J’étais terrifié, je crois d’ailleurs que si je ne suis pas tombé dans les pommes, c’est seulement grâce à l’alcool qui parcourait mes veines. Seules mes mains tremblantes démentaient une paralysie totale.
Puisque nous échangions nos pensées, je demandais : “Est-ce réel?”.
“Aussi vrai que un et un font deux, que toi et moi sommes nous.”, répliqua-t-il.
“Comment...
... Peu importe le comment, c’est le pourquoi qui m’amène face à nous.”
Reprenant peu à peu mes esprits, j’observai le visage de métal noir.
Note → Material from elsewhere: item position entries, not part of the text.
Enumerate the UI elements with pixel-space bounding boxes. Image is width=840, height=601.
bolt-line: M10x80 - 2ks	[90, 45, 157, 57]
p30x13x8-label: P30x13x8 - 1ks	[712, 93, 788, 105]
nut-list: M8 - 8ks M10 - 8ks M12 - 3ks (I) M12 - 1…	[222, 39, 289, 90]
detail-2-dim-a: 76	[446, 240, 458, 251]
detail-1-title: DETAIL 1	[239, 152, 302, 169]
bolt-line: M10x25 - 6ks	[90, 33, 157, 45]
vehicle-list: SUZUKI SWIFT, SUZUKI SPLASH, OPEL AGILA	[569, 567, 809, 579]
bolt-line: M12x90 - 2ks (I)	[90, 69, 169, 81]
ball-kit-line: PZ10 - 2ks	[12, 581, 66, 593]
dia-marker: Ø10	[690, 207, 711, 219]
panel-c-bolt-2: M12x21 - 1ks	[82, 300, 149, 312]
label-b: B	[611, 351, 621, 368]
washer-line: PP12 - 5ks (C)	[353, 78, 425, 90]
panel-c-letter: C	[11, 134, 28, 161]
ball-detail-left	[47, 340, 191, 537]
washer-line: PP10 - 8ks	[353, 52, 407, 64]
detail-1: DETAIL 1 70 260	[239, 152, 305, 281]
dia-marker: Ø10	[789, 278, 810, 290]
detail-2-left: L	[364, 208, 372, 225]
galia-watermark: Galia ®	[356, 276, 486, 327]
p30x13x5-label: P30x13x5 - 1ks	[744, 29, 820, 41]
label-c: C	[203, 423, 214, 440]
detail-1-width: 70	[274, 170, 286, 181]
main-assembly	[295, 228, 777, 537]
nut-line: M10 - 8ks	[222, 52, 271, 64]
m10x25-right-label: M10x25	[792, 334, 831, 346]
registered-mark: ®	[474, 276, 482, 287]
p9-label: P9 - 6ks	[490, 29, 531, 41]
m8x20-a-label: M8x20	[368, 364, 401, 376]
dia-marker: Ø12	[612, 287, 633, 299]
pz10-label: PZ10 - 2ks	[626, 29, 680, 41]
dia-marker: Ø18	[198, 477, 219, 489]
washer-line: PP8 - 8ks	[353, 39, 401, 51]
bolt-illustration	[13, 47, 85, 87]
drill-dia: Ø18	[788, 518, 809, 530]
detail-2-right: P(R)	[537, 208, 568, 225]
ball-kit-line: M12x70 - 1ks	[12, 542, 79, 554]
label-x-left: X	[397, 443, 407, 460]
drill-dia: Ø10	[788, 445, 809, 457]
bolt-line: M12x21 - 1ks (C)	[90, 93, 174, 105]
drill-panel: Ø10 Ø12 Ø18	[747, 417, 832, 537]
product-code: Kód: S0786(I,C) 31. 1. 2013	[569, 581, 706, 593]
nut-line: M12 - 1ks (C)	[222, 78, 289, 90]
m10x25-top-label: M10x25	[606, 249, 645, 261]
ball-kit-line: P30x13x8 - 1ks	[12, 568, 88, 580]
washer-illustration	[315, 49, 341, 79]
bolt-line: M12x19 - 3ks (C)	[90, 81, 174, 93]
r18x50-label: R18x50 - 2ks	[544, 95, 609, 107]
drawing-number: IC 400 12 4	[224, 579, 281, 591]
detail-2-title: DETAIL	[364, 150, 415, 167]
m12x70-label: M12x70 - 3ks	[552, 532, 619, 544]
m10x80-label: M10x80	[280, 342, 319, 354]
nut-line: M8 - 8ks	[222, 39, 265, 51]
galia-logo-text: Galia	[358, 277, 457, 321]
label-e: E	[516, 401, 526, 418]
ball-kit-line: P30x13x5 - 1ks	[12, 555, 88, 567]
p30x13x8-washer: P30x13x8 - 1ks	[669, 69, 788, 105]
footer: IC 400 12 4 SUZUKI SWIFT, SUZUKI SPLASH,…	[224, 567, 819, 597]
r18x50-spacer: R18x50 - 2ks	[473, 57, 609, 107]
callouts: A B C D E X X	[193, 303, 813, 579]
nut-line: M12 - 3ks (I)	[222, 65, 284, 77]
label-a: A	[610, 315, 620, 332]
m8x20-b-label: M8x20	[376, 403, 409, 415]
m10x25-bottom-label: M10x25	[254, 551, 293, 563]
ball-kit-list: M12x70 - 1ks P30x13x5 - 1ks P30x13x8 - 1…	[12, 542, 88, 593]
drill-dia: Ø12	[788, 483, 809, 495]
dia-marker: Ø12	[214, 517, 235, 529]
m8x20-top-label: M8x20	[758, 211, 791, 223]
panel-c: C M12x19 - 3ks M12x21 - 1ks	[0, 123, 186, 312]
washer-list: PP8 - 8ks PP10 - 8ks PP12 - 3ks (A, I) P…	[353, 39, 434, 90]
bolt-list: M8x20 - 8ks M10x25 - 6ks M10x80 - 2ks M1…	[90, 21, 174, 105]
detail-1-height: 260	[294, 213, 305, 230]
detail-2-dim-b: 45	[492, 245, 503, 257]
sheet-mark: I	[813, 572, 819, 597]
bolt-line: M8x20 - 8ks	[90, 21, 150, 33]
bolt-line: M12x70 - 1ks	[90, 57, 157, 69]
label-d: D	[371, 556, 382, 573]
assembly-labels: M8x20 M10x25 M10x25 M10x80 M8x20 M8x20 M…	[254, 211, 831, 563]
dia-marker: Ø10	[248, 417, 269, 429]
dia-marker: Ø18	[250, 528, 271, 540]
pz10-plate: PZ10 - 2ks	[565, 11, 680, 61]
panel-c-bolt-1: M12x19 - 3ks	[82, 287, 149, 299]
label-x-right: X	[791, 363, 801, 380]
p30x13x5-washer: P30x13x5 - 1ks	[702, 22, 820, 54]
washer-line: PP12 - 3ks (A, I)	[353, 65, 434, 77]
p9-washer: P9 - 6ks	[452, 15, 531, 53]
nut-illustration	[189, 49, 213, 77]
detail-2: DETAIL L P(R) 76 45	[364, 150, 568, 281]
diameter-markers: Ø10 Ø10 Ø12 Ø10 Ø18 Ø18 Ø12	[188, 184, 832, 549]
“Qu’est-ce que tu es, masque?”
Et voici ce qu’il me dit :
“Ce que nous sommes? Je suis toi et je suis autres. Je suis le reflet de ton âme, le miroir de ton esprit. Des palais de Ninive aux jardins de Babylone, des Temples d’Athènes au forum de Rome, des pyramides égyptiennes aux souterrains de Londres, aux cités de l’Est, aux villes du Nord, aux déserts du Sud et aux soleils de l’Ouest, nombreux sont les hommes qui en moi ce sont reflétés. Nombreux sont ceux que ce miroir a tué. J’ai traversé le temps et côtoyé bien des artefacts. Epousant les rêves des hommes et comprenant leurs plus sombres desseins. Quatre mille ans qui m’amènent devant toi. Et à présent, c’est à toi de délester ton coeur du poids de ta faute, ou alors il deviendra vite si lourd que nulle poitrine ne saurait l’empêcher de s’écraser.”
Je réfléchis à pleine vitesse, examinant toutes les possibilités offertes par la situation. Puis, comprenant l’impasse dans laquelle j’étais, je me décidai à lui confier le poids qui pesait sur mon esprit depuis dix ans.